Luis Morales said sales at his McAllen gun shop are up 50 to 60 percent from less than a year ago.
"There's been an increase in home invasions and crime," said Morales. "What people are doing is you know buying guns to defend themselves or property in their homes."
But the weapons sold at Resilient Defense Systems in McAllen aren't typical.
Instead, the gun shop specializes in fully automatic and suppressed weapons.
Many are similar to what the U.S. Bureau of Alcohol, Tobacco, Firearms and Explosives (ATF) continues confiscating in the United States and across the border.
"It's an issue of supply and demand," said Armando Salas, assistant special agent with the Houston division of the bureau. "The closer you are to the border, the more firearms you're going to end up selling."
Salas said although many of the guns they seize are traced back to the United States. He doubts licensed gun dealers are to blame.
"It's very difficult for licensed dealers to be able to tell whether or not those sales are for legitimate purposes," said Salas.

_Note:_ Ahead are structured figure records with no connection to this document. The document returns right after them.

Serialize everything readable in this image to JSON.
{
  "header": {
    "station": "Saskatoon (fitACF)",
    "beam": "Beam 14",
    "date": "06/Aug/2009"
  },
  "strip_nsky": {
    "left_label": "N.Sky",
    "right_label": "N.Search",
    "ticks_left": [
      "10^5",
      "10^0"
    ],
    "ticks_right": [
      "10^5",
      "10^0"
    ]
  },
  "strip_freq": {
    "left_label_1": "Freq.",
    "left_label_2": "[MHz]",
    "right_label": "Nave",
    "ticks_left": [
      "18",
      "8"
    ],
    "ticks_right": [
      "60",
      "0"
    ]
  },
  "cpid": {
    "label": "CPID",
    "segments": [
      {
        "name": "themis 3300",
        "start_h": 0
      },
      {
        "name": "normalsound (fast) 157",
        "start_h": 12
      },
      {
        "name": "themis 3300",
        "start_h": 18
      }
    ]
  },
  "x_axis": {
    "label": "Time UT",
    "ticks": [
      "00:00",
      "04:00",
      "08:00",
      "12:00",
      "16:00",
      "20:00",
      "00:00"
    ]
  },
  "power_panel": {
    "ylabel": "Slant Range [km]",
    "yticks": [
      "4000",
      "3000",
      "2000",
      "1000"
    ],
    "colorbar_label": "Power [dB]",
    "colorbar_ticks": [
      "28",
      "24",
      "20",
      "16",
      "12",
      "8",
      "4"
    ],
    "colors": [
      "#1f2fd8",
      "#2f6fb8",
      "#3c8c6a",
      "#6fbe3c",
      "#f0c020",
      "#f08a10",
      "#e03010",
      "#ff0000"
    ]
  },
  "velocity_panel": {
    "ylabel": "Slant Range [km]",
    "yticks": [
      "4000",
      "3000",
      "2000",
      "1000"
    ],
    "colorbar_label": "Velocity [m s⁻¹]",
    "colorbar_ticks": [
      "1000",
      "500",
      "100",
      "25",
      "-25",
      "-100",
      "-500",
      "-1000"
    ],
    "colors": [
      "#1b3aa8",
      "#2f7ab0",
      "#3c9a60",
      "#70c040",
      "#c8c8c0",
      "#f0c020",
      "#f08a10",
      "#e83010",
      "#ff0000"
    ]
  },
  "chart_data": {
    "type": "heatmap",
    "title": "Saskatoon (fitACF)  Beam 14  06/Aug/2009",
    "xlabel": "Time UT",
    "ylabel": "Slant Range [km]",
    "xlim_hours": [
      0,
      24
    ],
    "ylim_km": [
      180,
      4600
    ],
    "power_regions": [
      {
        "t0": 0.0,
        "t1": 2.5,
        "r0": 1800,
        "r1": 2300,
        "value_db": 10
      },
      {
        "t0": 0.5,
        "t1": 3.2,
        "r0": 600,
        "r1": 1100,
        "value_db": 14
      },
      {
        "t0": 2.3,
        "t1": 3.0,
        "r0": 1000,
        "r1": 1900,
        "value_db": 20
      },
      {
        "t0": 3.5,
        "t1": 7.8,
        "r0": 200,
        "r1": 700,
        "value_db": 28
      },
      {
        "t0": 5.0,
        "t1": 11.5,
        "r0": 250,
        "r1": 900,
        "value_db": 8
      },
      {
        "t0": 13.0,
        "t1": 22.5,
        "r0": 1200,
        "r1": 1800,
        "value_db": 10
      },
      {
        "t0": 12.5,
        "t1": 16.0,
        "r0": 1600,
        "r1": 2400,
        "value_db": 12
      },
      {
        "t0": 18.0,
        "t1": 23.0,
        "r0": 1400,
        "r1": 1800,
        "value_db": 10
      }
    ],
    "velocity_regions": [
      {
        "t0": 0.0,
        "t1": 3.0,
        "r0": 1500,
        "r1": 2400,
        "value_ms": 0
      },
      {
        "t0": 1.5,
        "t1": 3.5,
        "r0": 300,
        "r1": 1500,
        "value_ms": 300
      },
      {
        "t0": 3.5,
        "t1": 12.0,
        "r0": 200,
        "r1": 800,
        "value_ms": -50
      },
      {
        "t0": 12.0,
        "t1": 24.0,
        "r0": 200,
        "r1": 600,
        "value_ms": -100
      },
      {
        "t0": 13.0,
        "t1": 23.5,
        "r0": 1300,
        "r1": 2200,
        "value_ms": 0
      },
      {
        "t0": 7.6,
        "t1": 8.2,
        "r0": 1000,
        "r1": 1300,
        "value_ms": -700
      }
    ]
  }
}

Salas said licensed gun shops like Resilient Defense Systems are required to record firearm sales.
Once the weapon is sold, though, that purchaser can sell it to someone else without facing the same rules.
"Other people who have firearms are not required by law, they can dispose of their weapons without requiring any kind of identification, without running any background checks," said Salas.
ATF agents believe that's how the weapons can end up in the wrong hands.
"Sometimes they're stolen, sometimes they're sold, sometimes they're engaged illegally in the activities," said Salas.
The ATF said most weapons they seize are traced back to the U.S.
They said that's partly because the United States may be the only country that puts serial numbers on weapons and keeps records of their sales.